Furthermore, because the evidence did not support prima facie showings of grand theft or trespass, it cannot be said that the greater weight of the evidence established willful and substantial violations of probation. See Hightower v. State, 529 So.2d 726, 727 (Fla.2d DCA 1988). Accordingly, the revocations of probation also must be reversed.
There is indication in the record that a supplemental affidavit of violation of probation was filed citing the absconding as a basis for violating Acord's probation. However, there is nothing in the record to indicate that this accusation has been ruled on by the trial court.
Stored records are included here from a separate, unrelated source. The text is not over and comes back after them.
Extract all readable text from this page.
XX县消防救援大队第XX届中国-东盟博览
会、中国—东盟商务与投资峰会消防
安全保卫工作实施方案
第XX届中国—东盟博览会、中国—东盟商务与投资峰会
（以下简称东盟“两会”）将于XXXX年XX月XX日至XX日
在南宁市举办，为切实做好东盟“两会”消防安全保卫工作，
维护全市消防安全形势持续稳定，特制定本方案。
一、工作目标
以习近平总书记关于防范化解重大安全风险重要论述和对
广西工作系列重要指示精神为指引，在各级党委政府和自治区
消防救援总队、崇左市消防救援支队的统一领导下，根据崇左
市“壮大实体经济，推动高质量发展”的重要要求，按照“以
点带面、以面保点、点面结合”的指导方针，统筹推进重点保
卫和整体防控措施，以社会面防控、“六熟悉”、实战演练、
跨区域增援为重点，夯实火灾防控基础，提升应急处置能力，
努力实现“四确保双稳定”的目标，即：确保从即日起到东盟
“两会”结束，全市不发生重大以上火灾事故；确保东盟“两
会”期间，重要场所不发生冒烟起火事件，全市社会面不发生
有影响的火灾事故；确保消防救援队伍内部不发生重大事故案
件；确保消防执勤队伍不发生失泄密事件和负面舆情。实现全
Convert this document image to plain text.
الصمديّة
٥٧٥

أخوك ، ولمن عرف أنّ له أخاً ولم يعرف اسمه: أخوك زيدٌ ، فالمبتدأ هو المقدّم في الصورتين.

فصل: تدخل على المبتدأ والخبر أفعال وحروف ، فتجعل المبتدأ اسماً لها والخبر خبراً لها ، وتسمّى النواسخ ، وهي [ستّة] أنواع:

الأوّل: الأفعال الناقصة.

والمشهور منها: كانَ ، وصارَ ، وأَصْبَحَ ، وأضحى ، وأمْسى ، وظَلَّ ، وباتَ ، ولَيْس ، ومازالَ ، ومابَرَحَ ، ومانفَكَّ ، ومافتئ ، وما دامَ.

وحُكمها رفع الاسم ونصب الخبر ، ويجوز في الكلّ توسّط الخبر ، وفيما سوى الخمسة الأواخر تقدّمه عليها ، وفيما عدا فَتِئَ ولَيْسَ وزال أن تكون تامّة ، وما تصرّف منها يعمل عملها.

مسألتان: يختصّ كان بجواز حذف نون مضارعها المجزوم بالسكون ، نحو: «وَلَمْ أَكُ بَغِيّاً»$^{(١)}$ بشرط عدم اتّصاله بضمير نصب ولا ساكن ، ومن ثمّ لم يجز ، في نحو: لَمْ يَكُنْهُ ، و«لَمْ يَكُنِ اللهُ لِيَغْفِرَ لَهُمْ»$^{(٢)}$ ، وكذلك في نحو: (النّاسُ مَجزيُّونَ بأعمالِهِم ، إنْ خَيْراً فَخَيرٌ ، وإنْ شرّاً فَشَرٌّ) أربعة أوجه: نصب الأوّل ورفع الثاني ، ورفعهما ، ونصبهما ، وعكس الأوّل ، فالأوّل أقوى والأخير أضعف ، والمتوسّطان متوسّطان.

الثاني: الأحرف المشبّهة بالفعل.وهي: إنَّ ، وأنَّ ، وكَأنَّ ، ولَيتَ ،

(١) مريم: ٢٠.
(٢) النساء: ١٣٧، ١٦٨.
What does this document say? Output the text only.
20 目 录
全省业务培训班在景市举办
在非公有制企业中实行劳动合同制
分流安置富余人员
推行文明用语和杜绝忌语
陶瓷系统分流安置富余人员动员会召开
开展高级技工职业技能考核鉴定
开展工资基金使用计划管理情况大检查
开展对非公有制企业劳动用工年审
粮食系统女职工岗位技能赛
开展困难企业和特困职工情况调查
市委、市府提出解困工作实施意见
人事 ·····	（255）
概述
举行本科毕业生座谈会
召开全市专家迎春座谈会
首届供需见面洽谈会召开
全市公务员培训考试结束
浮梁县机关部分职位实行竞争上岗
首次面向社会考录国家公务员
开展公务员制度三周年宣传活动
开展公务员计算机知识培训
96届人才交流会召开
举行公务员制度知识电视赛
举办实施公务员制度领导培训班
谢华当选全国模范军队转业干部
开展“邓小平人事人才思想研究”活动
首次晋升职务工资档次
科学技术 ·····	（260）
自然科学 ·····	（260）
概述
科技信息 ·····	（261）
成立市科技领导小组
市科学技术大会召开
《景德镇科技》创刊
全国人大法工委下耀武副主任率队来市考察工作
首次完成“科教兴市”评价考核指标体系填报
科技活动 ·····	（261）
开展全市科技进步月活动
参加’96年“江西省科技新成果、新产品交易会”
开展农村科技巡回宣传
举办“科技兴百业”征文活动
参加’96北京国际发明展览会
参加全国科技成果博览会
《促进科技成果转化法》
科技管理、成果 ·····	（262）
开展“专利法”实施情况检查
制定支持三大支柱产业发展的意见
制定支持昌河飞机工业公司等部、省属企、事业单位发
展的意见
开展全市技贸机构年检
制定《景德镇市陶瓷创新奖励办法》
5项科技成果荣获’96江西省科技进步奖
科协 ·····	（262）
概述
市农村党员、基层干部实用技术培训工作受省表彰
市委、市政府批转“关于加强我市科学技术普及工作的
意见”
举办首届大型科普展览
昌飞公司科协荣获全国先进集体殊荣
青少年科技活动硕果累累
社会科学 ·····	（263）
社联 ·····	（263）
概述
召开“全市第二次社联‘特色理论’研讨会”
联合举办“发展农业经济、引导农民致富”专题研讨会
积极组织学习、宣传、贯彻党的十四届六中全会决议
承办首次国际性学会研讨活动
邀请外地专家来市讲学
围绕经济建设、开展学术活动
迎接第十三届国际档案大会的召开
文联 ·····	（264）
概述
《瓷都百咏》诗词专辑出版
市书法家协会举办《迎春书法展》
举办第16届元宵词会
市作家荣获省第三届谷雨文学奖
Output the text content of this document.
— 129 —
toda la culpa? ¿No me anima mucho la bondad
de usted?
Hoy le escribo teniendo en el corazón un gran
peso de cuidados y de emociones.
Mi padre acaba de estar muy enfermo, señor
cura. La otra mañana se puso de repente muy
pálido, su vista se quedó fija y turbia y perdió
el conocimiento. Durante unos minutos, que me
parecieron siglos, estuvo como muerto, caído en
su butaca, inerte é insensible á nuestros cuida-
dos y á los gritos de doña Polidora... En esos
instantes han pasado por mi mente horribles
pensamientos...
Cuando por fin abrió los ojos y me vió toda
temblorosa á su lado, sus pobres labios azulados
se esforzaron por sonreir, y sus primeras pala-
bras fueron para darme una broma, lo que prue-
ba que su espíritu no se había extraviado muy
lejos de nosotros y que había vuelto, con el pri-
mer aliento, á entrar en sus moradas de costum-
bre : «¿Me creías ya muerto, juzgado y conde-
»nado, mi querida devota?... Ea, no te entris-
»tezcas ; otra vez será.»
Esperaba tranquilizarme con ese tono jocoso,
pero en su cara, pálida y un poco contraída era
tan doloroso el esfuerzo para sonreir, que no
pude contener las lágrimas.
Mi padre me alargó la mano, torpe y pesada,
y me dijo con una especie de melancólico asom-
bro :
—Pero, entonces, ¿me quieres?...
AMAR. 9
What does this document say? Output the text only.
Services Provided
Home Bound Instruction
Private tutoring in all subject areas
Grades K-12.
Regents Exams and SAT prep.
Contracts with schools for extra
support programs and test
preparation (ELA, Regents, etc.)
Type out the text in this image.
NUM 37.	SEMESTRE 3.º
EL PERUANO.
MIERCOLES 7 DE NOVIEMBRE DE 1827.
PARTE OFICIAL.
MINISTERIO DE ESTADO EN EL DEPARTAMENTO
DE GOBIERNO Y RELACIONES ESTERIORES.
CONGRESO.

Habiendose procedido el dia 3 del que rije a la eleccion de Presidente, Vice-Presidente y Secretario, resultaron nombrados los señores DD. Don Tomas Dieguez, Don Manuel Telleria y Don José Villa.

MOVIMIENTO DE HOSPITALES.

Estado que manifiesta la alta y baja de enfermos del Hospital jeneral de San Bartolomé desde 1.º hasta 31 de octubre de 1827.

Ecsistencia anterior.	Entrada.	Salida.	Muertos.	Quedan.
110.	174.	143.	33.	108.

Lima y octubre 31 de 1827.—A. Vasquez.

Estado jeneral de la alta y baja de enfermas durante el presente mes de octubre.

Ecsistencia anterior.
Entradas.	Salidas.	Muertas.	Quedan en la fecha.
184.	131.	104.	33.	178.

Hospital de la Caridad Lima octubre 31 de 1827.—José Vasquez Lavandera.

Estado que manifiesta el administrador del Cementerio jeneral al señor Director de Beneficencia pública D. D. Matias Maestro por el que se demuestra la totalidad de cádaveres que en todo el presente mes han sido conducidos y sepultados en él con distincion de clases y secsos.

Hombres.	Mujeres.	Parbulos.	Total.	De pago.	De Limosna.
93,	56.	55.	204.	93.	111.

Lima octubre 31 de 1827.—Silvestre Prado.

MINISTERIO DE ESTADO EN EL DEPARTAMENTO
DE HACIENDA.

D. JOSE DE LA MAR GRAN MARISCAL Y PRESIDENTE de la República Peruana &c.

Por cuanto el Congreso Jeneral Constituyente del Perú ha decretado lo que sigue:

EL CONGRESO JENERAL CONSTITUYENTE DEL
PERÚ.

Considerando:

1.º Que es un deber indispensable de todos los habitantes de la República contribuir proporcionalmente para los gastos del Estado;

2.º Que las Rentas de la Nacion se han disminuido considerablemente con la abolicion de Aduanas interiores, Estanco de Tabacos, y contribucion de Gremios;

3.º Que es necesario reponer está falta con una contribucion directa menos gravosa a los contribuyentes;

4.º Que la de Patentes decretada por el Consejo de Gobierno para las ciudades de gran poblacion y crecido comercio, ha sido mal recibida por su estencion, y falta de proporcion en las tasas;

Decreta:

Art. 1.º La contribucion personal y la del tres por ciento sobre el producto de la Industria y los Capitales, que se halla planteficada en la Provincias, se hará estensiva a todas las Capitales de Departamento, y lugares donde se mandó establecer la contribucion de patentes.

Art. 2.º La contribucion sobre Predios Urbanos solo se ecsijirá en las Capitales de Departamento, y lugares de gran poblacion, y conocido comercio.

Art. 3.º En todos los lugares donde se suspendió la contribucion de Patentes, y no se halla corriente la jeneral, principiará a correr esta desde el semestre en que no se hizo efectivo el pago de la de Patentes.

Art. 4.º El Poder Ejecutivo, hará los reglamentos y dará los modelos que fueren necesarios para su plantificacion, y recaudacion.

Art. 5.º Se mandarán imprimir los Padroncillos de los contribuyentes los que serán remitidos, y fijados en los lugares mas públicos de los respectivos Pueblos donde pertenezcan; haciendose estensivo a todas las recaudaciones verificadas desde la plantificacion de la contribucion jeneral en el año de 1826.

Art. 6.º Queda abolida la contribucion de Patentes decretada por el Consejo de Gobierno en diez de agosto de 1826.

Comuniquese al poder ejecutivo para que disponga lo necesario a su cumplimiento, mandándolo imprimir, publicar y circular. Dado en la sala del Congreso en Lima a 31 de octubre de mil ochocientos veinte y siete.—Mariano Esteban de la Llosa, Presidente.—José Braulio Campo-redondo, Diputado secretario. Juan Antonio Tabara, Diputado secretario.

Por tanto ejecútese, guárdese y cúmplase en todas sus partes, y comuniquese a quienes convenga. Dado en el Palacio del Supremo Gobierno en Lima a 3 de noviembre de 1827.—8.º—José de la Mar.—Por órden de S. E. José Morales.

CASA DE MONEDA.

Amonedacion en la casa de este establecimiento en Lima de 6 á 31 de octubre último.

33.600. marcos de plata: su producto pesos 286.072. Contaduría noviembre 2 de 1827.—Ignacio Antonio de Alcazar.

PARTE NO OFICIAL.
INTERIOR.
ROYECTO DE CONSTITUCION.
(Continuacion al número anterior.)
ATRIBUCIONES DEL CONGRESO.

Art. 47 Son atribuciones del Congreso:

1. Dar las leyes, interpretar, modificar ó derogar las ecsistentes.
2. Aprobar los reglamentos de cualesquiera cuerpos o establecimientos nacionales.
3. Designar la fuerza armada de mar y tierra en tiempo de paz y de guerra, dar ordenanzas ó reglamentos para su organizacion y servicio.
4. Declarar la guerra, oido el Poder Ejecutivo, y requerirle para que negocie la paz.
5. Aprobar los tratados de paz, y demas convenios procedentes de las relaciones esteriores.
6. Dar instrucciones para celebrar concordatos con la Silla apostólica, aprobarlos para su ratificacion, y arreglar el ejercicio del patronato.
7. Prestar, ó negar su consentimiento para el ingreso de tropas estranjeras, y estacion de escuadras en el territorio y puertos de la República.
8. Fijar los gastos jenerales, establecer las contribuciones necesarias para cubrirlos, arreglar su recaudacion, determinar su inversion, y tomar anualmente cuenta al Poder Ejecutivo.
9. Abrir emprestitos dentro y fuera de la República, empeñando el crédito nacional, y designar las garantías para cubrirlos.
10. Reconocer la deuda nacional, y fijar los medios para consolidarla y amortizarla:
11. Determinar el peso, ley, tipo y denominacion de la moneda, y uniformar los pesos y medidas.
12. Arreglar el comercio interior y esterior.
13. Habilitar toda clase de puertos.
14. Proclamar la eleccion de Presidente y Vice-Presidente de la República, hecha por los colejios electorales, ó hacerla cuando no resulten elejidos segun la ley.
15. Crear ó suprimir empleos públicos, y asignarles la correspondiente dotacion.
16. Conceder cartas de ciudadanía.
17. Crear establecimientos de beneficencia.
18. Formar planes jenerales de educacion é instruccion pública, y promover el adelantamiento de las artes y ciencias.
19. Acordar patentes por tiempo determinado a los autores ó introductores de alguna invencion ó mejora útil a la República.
Finally, Acord's argument that he should be given the option of withdrawing his plea in the subsequent grand theft has not been preserved. He argues that because the plea was entered under the assumption that he would be serving sentences in the seven other cases, he should be allowed to withdraw this plea as being involuntarily entered. This issue is not properly before this court because the record does not reflect that Acord has filed a motion to withdraw his plea with the trial court. See Counts v. State, 376 So.2d 59 (Fla.2d DCA 1979).
We reverse Acord's convictions in case no. 96-5130 for grand theft and trespass and his revocations of probation in case nos. 94-8273, 94-1162, 94-12634, 94-15009, 94-16018, and 95-4601, but we affirm his conviction for grand theft in case no. 97-3879 without prejudice to his filing an appropriate motion with the trial court.
Affirmed in part, reversed in part.
NORTHCUTT, J., and THREADGILL, EDWARD F., SENIOR JUDGE, Concur.